Digitalisation is a significant opportunity for the SMP of today and tomorrow – a point we make very clearly in our new report The passionate practitioner: developing the digitised small and medium sized practice.

Here, we assert that technology is having a profound effect on the SMP sector, providing significant opportunities for accountants to remodel their practices and to offer increased, relevant, services. We explore the nature of that opportunity, set out business cases and also share successful case studies about how to implement change.

Many economies, including here in Singapore, are reliant on SMEs to drive and sustain growth and the SMPs who advise them have a vital role in that growth. The SMP with the most to offer are those who have embraced digital and technology, and who can use their advisory skills alongside technology to add value for their clients.

Loving their work

For this report, we spoke to a number of leading SMPs about their digital progress, and what came up time and again was the passion they have for their work, their practice and for their clients. One word was said a lot – ‘love’.

Digital accountants have told us that they love the digital technology that can make their lives easier, they love the like-minded clients they work with, they love accountancy itself: they love their jobs – and their lives. They see digitalisation as one of the greatest opportunities since the invention of the spreadsheet to transform their business and their clients.

Taking the next steps

Transforming a practice to become digital needs strategic planning. In big business this is often easier because there are departments or teams available to do this work. But for the smaller practitioner, they often need to be the driver of change.

To help, we’ve identified a three-step plan for success that has the components of people, process and technology. It is important to balance each of three elements throughout the change process.

When developing the strategy and plan, it is important to identify the market segment for the practice’s focus, on what clients are on the books now and where they see growth in the future. Resources and skills also need to be reconsidered and plans put into action for training and development.

Once established, the successful practice needs to take advantage of the changing software environment; to maintain its advantages and grow, seeing new opportunities as its clients develop with it.

Above all, however, the message from those who have been though such change is that they enjoy this work. They have a passion for their business and their clients’ businesses- they see technology as an enabler.

The impact of digitalisation is one of profound change; it changes the way accountancy is actually done, but it also shifts the structure ad purpose of the SMP and how they work with their clients.

It can accelerate revenues and growth of the SMP, while also freeing-up time for more value-added advice and guidance. It also helps balance the SMP’s workload, while offering flexibility for staff. The anytime, anywhere nature of the cloud allows employees to free themselves both from office hours and the office itself. Within limits – and backed-up by clear security and data protection policies – accountants can fit when and where they work around other demands on their time.

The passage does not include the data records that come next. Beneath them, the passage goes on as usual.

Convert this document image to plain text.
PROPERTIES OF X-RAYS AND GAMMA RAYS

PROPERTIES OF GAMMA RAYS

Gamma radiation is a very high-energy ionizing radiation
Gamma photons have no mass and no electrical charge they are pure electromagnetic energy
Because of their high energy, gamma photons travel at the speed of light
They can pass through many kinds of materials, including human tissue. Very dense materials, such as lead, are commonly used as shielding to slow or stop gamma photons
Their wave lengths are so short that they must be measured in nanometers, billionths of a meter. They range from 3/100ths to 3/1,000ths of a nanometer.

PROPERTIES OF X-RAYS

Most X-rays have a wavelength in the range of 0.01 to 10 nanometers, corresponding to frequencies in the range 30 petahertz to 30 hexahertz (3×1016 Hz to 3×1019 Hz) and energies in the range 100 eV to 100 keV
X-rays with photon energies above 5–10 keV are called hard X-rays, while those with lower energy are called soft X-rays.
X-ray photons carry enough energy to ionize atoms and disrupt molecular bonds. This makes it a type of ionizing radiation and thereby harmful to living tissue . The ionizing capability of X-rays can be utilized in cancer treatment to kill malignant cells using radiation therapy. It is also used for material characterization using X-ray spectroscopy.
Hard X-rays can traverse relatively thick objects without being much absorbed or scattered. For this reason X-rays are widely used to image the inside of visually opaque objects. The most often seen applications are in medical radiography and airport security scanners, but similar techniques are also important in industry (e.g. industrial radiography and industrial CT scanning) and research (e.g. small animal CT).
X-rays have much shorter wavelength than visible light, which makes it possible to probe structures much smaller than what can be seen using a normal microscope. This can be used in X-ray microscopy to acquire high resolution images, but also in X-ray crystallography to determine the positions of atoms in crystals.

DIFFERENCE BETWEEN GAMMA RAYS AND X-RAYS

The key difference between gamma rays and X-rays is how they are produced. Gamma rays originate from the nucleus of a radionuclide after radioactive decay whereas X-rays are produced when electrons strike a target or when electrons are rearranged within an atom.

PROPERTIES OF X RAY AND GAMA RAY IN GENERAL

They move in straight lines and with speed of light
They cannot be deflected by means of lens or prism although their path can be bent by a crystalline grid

This flexibility also extends to clients who can access their financial data out of hours, doing bank reconciliations when on the move, and so on.

Skills for a digital world

This is a world where it would be no exaggeration to describe the accountant of the future as something of a cyborg: when a business communicates with its accountants, the latter is also in touch with all that businesses’ financial data, and the accountant’s brain in augmented by apps tools and artificial intelligence.

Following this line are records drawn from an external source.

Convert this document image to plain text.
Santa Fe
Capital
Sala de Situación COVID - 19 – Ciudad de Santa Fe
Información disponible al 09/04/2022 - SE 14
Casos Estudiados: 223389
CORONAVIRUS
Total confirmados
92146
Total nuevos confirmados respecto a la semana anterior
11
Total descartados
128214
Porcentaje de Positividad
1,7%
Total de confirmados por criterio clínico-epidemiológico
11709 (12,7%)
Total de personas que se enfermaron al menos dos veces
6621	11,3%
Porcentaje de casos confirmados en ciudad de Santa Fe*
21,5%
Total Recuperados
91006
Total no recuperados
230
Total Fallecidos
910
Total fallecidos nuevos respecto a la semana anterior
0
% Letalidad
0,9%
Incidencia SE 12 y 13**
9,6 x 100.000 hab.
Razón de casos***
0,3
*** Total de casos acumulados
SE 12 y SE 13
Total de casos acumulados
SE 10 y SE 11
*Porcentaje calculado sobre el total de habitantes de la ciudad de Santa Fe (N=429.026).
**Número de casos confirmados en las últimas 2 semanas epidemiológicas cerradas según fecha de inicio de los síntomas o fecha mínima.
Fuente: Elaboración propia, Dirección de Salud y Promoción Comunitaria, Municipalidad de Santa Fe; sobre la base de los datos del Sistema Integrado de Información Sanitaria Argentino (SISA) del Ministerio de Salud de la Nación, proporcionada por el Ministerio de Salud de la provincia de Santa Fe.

Training and development is therefore an essential part of digital adoption, but this is not just about understanding how the cloud works. Digitalisation, and the move to advisory and value-added work, will also need accountants to develop new, ‘softer’ skills on top of their core financial skills.

Recruitment practices are changing. In the past accountants could recruit mainly on a basis of accounting competency, but there is now more need to look at digital skills and a good cultural fit.

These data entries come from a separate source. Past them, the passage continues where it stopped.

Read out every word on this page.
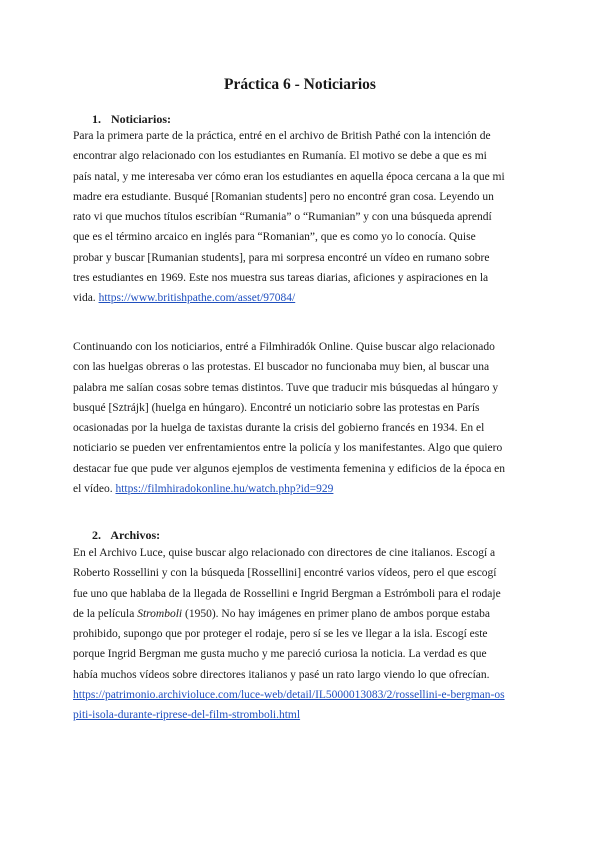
Práctica 6 - Noticiarios

1. Noticiarios:

Para la primera parte de la práctica, entré en el archivo de British Pathé con la intención de
encontrar algo relacionado con los estudiantes en Rumanía. El motivo se debe a que es mi
país natal, y me interesaba ver cómo eran los estudiantes en aquella época cercana a la que mi
madre era estudiante. Busqué [Romanian students] pero no encontré gran cosa. Leyendo un
rato vi que muchos títulos escribían “Rumania” o “Rumanian” y con una búsqueda aprendí
que es el término arcaico en inglés para “Romanian”, que es como yo lo conocía. Quise
probar y buscar [Rumanian students], para mi sorpresa encontré un vídeo en rumano sobre
tres estudiantes en 1969. Este nos muestra sus tareas diarias, aficiones y aspiraciones en la
vida. https://www.britishpathe.com/asset/97084/
Continuando con los noticiarios, entré a Filmhiradók Online. Quise buscar algo relacionado
con las huelgas obreras o las protestas. El buscador no funcionaba muy bien, al buscar una
palabra me salían cosas sobre temas distintos. Tuve que traducir mis búsquedas al húngaro y
busqué [Sztrájk] (huelga en húngaro). Encontré un noticiario sobre las protestas en París
ocasionadas por la huelga de taxistas durante la crisis del gobierno francés en 1934. En el
noticiario se pueden ver enfrentamientos entre la policía y los manifestantes. Algo que quiero
destacar fue que pude ver algunos ejemplos de vestimenta femenina y edificios de la época en
el vídeo. https://filmhiradokonline.hu/watch.php?id=929

2. Archivos:

En el Archivo Luce, quise buscar algo relacionado con directores de cine italianos. Escogí a
Roberto Rossellini y con la búsqueda [Rossellini] encontré varios vídeos, pero el que escogí
fue uno que hablaba de la llegada de Rossellini e Ingrid Bergman a Estrómboli para el rodaje
de la película Stromboli (1950). No hay imágenes en primer plano de ambos porque estaba
prohibido, supongo que por proteger el rodaje, pero sí se les ve llegar a la isla. Escogí este
porque Ingrid Bergman me gusta mucho y me pareció curiosa la noticia. La verdad es que
había muchos vídeos sobre directores italianos y pasé un rato largo viendo lo que ofrecían.
https://patrimonio.archivioluce.com/luce-web/detail/IL5000013083/2/rossellini-e-bergman-os
piti-isola-durante-riprese-del-film-stromboli.html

EQ – emotional intelligence, which ACCA has defined as one of the seven core skills for success – and interpersonal skills are playing a much bigger part in future, as will broader business skills such as marketing.

ACCA has always covered the technological developments that keep our members and students at the forefront of their profession. Because digital is a vital professional quotient, the ACCA Qualification ensures that we develop and assess digital skills from the very start of someone’s journey with us, and which continues all the way to membership and beyond.

The move to digital is the ideal catalyst for accountants to begin the transition from trusted adviser to trusted guide. We see this as a truly transformational time, and as our case studies reveal in our report, there is perhaps no better time to love being an accountant, and to be passionate about your clients.